Q - J'ai cru comprendre dans vos propos, Monsieur le Ministre, une vague idée de force européenne d'interposition entre les puissances sur place ou entre les forces ou les combattants ?
R - M. de Villepin - Je n'ai pas évoqué cette idée mais puisque vous la suggérez, je crois effectivement que cela fait partie des idées qui sont actuellement à l'étude par la communauté internationale. L'idée est que, par définition, il faudra prendre des risques. Le risque de la paix implique des idées nouvelles, des mobilisations. Cela implique qu'ensemble nous fassions des choses que nous n'avons pas faites dans le passé. Ce qui est certain c'est qu'on ne peut plus attendre sur ce dossier. On ne peut pas se satisfaire de la situation présente. On voit tous les jours, en Israël et dans les territoires palestiniens, les conséquences de cette situation. Ceci veut dire que le calendrier politique doit être résolument, à la fois mis en marche et respecté, car l'histoire du Proche-Orient, c'est trop souvent des rendez-vous manqués, des occasions manquées, des circonstances et des hommes qui se côtoient sans être capables de travailler ensemble. Je crois qu'il est important aujourd'hui que tout cela soit remis en marche et notre conviction est que l'on ne peut pas espérer, morceau par morceau, recréer la stabilité du monde. Il faut bien en même temps s'attaquer au grand foyer de crise, et il y a dans cette crise du Proche-Orient, vraisemblablement, une crise de par son ancienneté, de par l'ampleur de ses conséquences tragiques, il y a là une crise mère qu'il est important de traiter si l'on veut pouvoir effectivement changer le cours des choses, créer une dynamique de plus grande stabilité et de plus grande sécurité à travers le monde.

Q - On a entendu, il y a deux jours, Mme Albright dire que les choses ne sont pas très claires dans l'esprit de M. Bush, que cela est un peu confus. Il y a une inversion des priorités concernant les trois dossiers, Corée, terrorisme et Iraq. Est-ce que vous partagez cette analyse ?

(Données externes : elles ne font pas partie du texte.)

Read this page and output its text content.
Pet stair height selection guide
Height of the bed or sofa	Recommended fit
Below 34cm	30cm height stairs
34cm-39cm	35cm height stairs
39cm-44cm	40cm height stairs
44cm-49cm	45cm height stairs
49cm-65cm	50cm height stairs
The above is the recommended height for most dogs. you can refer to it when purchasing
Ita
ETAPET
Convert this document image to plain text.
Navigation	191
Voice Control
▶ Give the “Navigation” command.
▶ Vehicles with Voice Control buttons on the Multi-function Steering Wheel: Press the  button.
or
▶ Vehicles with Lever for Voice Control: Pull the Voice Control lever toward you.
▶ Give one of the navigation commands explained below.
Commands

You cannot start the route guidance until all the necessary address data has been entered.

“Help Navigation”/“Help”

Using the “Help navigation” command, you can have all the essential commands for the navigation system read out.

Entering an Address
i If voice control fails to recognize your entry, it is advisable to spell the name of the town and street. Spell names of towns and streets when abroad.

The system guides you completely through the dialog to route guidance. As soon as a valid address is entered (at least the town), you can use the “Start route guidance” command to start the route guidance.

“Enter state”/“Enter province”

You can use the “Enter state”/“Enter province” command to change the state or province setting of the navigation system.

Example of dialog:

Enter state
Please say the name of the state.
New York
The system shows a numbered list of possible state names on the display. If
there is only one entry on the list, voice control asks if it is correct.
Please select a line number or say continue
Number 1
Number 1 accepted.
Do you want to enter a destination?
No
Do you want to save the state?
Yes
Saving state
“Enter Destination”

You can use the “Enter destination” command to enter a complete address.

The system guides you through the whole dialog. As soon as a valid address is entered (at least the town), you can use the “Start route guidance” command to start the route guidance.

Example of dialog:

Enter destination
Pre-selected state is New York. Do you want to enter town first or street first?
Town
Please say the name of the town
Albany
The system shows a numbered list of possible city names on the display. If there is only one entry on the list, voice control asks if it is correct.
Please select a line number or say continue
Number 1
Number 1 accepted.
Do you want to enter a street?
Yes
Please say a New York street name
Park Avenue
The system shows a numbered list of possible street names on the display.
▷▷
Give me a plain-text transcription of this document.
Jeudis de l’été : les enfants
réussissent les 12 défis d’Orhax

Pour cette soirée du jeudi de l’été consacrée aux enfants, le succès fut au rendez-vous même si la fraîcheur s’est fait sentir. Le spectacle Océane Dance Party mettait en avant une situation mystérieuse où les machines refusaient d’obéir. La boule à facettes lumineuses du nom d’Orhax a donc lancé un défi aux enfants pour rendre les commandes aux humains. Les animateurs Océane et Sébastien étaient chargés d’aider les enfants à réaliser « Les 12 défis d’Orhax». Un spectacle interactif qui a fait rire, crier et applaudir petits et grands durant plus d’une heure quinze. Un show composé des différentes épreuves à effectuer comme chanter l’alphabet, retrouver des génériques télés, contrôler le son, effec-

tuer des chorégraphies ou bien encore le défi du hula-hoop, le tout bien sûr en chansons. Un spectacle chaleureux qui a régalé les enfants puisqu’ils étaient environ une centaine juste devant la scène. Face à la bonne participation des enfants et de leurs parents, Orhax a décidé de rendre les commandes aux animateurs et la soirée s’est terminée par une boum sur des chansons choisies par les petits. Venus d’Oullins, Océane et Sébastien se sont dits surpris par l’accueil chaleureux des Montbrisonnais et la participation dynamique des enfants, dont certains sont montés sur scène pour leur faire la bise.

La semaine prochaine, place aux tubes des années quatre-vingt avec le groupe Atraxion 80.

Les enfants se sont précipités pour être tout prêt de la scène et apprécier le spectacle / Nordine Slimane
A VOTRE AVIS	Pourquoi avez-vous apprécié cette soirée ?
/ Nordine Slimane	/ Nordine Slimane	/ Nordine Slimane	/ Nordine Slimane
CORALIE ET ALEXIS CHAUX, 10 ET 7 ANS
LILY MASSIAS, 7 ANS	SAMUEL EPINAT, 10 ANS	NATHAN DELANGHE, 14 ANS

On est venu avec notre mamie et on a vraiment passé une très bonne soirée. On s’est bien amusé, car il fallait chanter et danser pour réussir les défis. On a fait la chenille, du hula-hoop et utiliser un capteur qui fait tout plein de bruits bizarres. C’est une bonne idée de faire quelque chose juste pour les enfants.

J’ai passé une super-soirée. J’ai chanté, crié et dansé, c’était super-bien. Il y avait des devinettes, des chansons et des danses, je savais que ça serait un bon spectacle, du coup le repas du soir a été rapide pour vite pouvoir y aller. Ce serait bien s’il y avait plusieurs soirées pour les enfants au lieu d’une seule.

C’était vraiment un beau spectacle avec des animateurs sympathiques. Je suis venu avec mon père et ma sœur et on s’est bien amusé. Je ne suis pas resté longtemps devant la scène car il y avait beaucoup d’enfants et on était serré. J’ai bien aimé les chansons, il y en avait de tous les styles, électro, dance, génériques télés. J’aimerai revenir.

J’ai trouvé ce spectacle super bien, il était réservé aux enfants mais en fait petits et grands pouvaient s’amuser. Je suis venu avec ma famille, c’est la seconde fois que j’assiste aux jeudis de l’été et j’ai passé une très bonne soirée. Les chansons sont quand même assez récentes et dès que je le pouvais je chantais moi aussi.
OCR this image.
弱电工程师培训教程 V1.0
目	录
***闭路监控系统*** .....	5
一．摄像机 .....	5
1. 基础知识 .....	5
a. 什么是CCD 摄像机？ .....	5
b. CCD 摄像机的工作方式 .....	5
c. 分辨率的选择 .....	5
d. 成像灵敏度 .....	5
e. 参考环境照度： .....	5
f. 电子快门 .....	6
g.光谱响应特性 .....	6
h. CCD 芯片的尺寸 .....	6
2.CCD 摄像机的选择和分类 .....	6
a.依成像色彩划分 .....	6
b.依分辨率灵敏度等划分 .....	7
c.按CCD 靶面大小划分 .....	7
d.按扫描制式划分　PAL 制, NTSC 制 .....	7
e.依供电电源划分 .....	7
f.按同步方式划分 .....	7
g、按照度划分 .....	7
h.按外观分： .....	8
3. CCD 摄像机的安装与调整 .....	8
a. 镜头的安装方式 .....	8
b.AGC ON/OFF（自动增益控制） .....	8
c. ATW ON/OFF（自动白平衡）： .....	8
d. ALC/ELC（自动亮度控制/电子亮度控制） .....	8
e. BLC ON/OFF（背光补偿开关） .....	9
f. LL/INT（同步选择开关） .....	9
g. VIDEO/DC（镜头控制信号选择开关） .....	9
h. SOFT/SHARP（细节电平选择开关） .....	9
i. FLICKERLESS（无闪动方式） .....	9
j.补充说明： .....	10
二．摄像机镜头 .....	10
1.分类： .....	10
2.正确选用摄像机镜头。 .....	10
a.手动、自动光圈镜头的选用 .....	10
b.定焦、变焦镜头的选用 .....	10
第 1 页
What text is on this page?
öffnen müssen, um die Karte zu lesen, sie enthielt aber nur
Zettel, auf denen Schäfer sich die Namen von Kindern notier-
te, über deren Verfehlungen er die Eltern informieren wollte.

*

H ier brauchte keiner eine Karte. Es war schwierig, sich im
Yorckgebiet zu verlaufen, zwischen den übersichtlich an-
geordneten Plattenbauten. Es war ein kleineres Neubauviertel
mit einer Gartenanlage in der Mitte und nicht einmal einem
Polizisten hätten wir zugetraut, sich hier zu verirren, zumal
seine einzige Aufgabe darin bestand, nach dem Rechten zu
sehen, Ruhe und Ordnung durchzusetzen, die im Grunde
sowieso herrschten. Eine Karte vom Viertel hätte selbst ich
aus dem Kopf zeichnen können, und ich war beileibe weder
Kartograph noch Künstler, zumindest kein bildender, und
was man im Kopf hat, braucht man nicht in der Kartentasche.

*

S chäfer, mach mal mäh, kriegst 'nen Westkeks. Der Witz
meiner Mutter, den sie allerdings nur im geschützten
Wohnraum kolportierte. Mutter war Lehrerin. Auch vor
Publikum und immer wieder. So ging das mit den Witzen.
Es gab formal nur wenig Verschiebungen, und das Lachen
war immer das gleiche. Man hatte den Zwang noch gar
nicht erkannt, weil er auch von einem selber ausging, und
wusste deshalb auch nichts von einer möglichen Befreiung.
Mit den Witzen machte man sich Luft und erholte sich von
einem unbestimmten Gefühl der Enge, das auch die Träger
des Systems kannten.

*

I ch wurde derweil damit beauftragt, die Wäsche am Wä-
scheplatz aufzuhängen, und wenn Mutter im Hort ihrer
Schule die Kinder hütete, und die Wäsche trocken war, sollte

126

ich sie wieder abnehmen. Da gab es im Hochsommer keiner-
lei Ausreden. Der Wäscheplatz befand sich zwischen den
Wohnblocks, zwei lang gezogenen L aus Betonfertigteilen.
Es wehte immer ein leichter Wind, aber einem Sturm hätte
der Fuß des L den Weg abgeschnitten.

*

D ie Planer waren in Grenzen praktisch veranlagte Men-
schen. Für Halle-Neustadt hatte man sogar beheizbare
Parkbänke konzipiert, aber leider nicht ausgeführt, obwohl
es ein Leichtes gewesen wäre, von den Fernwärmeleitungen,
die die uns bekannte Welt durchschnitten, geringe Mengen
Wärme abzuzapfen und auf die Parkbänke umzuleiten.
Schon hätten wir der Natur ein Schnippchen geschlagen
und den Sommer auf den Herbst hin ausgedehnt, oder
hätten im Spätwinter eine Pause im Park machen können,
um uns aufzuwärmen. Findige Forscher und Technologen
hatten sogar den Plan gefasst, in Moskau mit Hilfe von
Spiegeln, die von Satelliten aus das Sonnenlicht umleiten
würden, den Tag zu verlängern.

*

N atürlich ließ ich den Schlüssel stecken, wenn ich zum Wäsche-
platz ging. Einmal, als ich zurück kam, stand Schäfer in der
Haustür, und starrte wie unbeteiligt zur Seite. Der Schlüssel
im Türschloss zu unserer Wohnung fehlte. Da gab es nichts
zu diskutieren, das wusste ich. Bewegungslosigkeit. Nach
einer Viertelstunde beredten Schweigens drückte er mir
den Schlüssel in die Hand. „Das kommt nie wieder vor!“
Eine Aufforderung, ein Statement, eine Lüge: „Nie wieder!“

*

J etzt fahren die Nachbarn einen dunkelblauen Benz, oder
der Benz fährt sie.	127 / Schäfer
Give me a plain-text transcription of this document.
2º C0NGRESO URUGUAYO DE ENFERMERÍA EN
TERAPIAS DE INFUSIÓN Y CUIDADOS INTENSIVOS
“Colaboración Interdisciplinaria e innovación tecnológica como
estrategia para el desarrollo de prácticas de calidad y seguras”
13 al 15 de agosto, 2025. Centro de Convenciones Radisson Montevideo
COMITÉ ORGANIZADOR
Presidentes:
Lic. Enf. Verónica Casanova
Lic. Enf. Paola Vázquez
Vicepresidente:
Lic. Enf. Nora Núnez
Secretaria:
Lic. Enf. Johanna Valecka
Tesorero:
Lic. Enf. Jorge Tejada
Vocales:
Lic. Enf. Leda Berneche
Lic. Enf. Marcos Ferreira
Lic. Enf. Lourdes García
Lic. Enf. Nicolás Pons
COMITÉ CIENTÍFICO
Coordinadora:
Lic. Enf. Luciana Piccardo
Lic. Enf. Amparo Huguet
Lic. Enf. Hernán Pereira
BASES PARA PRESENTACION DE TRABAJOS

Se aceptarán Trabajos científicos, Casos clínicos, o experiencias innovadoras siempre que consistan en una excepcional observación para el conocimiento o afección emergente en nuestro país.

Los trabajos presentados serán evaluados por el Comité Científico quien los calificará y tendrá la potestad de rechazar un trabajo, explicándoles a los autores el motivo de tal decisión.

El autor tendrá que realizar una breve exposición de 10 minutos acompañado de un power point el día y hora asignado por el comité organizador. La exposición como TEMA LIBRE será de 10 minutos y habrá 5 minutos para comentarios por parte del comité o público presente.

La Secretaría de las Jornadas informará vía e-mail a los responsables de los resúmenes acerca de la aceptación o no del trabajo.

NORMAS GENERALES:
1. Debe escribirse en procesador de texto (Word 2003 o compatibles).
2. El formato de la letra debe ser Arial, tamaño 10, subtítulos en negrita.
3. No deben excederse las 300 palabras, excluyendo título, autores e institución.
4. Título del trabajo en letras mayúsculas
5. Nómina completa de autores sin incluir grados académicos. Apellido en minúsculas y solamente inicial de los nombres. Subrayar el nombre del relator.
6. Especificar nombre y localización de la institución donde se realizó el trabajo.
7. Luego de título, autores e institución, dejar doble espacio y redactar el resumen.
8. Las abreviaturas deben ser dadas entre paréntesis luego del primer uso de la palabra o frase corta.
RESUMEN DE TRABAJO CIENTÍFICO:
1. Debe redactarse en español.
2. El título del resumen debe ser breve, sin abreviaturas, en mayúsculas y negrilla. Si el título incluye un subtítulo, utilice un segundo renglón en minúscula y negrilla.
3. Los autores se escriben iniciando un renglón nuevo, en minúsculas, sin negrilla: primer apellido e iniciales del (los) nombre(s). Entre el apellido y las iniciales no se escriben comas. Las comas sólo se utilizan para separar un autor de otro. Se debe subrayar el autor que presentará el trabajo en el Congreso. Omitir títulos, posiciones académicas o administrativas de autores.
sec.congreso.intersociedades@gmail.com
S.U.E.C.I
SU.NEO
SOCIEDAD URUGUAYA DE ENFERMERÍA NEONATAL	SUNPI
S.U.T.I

R - M. de Villepin - Vous l'avez constaté depuis quelques mois, le but de la diplomatie française est de faire avancer les choses. Alors on peut se faire plaisir et avoir des jugements à l'emporte-pièce. Mais le but de la France est de bien travailler avec la diplomatie américaine pour changer les choses. Nous avons besoin de travailler unis, de parler et, en parlant, de faire avancer les propositions, de faire avancer nos points de vue. Il s'agit donc d'adopter une position constructive.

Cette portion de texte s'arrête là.